We then average the continuity equation (3.2) and collect terms at $O(\varLambda )$ to find that the time-averaged flux satisfies $\partial _{z} {\langle q_2 \rangle }+ 2 {\rm \pi}\sigma \langle \partial _{t}{p_2} + p_1\,\partial _{t}{p_1} \rangle = 0$. Observing that $\langle \partial _{t}{p_2} \rangle = 0$ and $\langle p_1\,\partial _{t}{p_1} \rangle = \langle \partial _{t}(p_1^2/2) \rangle = 0$, we find, unsurprisingly, that $\langle q_2 \rangle$ is a constant. We use this result to integrate (3.19) along $z$, noting that $\langle p_2 \rangle$ must vanish exactly at both ends of the tube, to obtain

(3.20)\begin{equation} \langle q_2 \rangle = 2 {\rm \pi}\int_0^1 \left(\frac{1}{2}\,v_{slip}(z) + \int_{0}^{1}v_{2z}^{adv}(r, z)\,r \,\mathrm{d}r\right) \mathrm{d} z. \end{equation}

Rearranging (3.19), the time-averaged pressure is therefore

(3.21)\begin{equation} \langle p_2 \rangle(z) = 16 \int_0^z \left(\frac{1}{2}\, v_{slip}(x) + \int_{0}^{1}v_{2z}^{adv}(r, x)\,r\, \mathrm{d}r\right)\,{{\rm d}\kern0.7pt x} - \frac{8 z}{\rm \pi}\,\langle q_2 \rangle. \end{equation}

Using (3.16) and the numerical solution to (3.18), we implement the integrals in (3.20) and (3.21) numerically to obtain $\langle p_2 \rangle (z)$.
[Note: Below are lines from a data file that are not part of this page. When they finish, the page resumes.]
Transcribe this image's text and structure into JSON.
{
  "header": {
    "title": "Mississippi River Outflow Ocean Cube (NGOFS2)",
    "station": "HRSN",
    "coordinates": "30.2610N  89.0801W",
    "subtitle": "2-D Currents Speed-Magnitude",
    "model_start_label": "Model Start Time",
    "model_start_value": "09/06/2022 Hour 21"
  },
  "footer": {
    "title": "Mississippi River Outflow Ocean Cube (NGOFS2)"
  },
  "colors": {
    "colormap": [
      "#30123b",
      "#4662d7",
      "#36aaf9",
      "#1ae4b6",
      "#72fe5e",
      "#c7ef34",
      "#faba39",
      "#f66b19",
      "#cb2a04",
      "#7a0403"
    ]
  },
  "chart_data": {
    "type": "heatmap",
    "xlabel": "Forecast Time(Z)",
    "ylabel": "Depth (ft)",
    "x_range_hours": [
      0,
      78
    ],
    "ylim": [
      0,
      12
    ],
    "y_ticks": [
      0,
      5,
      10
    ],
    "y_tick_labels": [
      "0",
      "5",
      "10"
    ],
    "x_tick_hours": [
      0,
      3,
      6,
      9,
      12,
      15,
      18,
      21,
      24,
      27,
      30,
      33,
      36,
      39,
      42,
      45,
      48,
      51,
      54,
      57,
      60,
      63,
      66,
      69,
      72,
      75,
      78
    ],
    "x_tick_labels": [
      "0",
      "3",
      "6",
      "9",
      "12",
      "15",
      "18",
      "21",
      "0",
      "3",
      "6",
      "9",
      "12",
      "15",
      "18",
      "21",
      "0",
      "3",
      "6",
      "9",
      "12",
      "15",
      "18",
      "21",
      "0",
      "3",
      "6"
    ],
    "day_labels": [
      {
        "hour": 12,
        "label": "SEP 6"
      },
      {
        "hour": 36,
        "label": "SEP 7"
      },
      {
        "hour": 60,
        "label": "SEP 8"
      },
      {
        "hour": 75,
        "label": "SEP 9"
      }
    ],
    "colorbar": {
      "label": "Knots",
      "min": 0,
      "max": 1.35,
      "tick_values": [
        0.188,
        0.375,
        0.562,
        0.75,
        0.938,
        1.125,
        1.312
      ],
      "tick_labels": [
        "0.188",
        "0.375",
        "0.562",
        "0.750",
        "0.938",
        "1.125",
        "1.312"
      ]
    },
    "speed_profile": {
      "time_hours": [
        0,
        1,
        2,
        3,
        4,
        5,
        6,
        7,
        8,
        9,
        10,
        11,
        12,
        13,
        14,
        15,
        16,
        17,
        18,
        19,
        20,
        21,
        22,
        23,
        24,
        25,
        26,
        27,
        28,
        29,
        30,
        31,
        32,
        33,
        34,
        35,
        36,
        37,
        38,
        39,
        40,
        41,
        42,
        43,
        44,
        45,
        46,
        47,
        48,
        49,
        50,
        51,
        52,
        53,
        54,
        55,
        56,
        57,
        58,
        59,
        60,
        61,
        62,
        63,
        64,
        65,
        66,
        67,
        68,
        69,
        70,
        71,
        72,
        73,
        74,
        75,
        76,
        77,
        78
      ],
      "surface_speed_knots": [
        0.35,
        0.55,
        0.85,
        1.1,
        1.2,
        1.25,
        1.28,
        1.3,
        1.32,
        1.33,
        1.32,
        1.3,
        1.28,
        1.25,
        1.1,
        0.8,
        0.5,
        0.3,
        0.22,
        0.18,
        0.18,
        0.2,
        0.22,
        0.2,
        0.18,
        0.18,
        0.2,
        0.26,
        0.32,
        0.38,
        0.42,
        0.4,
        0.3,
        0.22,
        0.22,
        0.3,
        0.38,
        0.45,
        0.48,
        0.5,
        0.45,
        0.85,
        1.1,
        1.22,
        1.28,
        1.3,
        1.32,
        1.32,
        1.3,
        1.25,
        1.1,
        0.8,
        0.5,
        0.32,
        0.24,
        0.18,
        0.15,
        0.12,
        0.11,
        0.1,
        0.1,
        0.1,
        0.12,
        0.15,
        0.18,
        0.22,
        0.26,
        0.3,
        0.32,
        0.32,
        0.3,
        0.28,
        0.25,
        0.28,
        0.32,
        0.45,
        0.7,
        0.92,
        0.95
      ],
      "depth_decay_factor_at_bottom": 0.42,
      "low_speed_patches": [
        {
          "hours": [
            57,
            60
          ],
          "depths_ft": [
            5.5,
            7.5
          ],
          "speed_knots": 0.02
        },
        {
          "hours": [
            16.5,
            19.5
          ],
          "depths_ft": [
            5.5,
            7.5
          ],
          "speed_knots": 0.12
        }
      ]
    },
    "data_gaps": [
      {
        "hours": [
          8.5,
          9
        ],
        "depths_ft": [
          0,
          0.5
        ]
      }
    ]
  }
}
The axial distribution of the secondary pressure is shown in figure 3 for different $\sigma$ and $\mathcal {W}$. Symbols represent the numerical solutions discussed above, and solid curves represent an analytic theory that we detail in § 4. As $\sigma$ approaches zero for a fixed $\mathcal {W}$ (representing a nearly rigid channel with a short elasto-viscous relaxation time), the secondary pressure distribution becomes parabolic. However, as $\sigma$ increases (slower elasto-viscous relaxation), the secondary pressure distribution becomes asymmetric, with the peak pressure rising and occurring closer to the channel inlet. This symmetry breaking arises because the primary flow – which is responsible for driving the secondary flow – now decays exponentially from the inlet over the length scale $L/k$ (figure 2b). Figure 3(b) shows the dependence on $\mathcal {W}$ at a fixed value of $\sigma = 1$ (moderately flexible channels). As $\mathcal {W}$ increases, the peak of the secondary pressure increases up to $\mathcal {W} \approx 5$. For larger $\mathcal {W}$, the pressure begins to drop, deviating from the established pattern. Thus the pressure distribution depends sensitively on both $\sigma$ and $\mathcal {W}$. Advective inertial effects become noticeable for $\mathcal {W}$ as small as $0.5$, and dominate for larger $\mathcal {W}$ (see figure 6 in Appendix B). These features highlight the interplay between channel elasticity, fluid inertia and viscous resistance to flow, emphasizing the importance of both $\sigma$ and $\mathcal {W}$.

Figure 3.

Secondary flow pressure distribution for (a) fixed Womersley number $\mathcal {W}$ and (b) fixed elasto-viscous parameter $\sigma$. Symbols are results of numerical calculations, and curves represent the approximate analytic theory. Plot (a) shows the transition from parabolic distribution in quasi-rigid channels ($\sigma \to 0$) to asymmetric patterns in flexible channels ($\sigma$ increases). Plot (b) demonstrates increasing peak pressure with rising $\mathcal {W}$ in flexible channels for a range of $\mathcal {W}$, though the dependence becomes non-monotonic for $\mathcal {W} \gtrsim 5$.

As discussed previously, the flow varies axially over length scales set by $L$ and $L/k$, while radial gradients occur on scales $R_0$ and $R_0 \mathcal {W}^{-1/2}$ (where the latter quantity is the thickness of the oscillatory Stokes layer). The long-wave approximation used in the theory requires axial velocity gradients to be much smaller than radial ones, leading to the conditions $\varepsilon \ll 1$ and $\sigma \ll \varepsilon ^{-2}$. Furthermore, the theory requires small deformation amplitudes relevant to the relevant radial length scales of the flow, which yields the conditions $\varLambda \ll 1$ and $\mathcal {W} \ll \varLambda ^{-2}$. This condition on $\mathcal {W}$ also justifies neglecting the advective inertia of the secondary flow in (3.15) (Riley Reference Riley2001).